Ray lives here. He’s forty-eight. He has a bowel condition, but he copes. What’s more difficult to manage are his recurrent bouts of severe depression. At its worst, he doesn’t even get out of bed to go to the toilet. He’s been sectioned in the past. It’s looking likely it’ll happen again.
I’ve been sent round last thing in the evening to see he’s okay, and administer his medication with some sandwiches and a cup of tea. I know the tea-time carers had a job cleaning him up, changing his bed clothes and so on. I’m hoping he won’t need more of the same; luckily for me, all he needs is food and meds.
Whilst I’m in the kitchen preparing everything, Ray’s lodger comes back from work. A young guy in a dry-marker goatee, rumpled suit, tie down a notch, work bag over his shoulder, lopes in. It’s quite a shock, seeing someone so urbane in such chaotic circumstances, like an IT consultant blithely wandering onto the set of an intense police drama.

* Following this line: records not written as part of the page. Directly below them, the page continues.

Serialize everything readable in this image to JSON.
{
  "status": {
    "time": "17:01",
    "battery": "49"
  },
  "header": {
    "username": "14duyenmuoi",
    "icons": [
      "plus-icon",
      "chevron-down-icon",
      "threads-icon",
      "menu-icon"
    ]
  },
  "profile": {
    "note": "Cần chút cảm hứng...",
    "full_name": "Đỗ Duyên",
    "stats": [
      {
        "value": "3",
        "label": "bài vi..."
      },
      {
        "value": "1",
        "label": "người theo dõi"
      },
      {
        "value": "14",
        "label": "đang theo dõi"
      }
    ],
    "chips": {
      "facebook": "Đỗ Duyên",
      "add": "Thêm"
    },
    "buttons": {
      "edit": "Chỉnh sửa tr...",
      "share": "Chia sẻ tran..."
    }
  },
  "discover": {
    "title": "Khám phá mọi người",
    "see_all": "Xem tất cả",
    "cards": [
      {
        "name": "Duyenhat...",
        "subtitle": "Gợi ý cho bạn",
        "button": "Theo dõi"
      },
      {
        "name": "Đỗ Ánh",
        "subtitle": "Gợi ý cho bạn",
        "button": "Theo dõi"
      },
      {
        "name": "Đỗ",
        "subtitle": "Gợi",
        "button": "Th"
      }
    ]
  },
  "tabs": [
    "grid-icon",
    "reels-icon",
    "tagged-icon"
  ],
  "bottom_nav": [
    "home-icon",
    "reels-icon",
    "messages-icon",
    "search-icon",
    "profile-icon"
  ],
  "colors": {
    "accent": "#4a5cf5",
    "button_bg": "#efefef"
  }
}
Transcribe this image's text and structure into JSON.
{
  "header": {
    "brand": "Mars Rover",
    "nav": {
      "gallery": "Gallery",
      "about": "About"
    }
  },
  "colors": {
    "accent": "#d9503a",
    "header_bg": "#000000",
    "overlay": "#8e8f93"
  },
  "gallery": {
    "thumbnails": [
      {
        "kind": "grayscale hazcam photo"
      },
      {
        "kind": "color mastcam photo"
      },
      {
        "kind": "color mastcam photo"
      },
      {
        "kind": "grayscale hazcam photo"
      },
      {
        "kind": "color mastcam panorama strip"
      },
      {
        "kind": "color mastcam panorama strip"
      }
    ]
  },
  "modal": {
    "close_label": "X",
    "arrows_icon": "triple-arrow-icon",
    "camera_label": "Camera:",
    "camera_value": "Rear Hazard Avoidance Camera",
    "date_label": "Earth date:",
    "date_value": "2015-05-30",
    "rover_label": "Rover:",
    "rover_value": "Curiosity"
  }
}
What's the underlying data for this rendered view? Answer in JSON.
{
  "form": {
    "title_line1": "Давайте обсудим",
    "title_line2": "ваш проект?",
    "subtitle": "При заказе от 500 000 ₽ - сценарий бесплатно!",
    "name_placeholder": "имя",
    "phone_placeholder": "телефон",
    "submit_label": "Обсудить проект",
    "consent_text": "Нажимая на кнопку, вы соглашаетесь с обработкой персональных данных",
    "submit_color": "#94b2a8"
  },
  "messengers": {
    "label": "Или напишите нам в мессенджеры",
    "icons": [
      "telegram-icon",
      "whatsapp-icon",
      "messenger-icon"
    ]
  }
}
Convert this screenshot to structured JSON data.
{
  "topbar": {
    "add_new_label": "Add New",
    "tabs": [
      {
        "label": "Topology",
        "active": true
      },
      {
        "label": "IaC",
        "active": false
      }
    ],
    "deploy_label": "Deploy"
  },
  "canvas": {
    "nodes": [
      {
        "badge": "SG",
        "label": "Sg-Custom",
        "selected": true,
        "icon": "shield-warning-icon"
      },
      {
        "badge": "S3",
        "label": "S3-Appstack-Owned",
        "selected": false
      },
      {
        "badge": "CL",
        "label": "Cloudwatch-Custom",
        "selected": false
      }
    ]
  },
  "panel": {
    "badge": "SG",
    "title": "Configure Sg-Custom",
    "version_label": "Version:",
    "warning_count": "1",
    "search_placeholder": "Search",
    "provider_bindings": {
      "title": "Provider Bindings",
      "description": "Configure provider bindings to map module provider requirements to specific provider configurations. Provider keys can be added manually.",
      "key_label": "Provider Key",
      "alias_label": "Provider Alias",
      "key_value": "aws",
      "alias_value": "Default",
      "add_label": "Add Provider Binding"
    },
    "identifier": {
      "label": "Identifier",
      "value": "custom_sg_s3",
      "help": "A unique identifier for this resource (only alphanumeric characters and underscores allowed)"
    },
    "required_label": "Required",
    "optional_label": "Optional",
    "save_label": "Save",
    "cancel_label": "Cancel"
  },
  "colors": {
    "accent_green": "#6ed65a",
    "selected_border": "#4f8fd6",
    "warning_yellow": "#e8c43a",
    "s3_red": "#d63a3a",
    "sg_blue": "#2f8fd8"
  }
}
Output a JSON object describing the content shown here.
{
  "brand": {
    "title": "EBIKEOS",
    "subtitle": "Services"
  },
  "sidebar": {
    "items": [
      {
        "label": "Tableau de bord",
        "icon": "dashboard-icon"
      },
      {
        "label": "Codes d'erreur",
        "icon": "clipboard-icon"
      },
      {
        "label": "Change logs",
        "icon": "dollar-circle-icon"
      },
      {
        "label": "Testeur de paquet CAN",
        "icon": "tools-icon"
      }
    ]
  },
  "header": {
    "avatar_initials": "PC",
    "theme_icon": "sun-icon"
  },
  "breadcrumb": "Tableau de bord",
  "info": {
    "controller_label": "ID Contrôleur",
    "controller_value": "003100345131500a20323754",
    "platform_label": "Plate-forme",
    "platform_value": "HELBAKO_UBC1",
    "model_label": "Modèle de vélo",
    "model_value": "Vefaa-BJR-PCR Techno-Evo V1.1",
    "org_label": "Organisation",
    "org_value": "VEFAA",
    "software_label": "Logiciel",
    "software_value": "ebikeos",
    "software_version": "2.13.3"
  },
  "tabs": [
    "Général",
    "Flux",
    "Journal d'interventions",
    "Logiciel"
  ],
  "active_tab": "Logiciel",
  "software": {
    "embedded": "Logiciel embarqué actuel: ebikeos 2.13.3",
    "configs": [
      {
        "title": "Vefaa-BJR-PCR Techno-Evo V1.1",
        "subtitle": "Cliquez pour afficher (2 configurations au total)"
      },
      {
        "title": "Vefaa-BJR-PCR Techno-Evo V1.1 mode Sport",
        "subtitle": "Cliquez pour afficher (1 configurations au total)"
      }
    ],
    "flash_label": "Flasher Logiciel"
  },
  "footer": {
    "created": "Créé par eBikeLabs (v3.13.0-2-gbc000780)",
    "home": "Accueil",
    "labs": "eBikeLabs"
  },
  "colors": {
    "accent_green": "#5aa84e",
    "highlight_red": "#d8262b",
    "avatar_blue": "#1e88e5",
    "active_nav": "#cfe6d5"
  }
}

How can he bear to live here? How is he managing?
Of course I don’t say any of this. Instead I make the usual chit-chat. How was his day? The weather. This n’that. He gets something out of the fridge whilst I carry on making the sandwich. I have my back to him, so I’m not sure what he’s doing. I hear the clicking of a camera. When I glance round, he’s holding a small tin of something in front of him, taking pictures of it.
Is it something mouldy from the fridge? Is he building a dossier of his dreadful surroundings, to make some kind of claim?
I can’t help being more direct.
‘What on earth are you doing?’
‘Chestnut pate,’ he says, holding it out to me.
‘Yep. A friend bought it – ooh, must be well over a year now. I’ve only just got round to opening it. But – uhm…you know…’
He sniffs it, turns it round speculatively.
‘…it’s a bit sweet for my taste. I wanted to tell him, but I thought I’d better send a picture as well. So he’d know what the hell I was talking about.’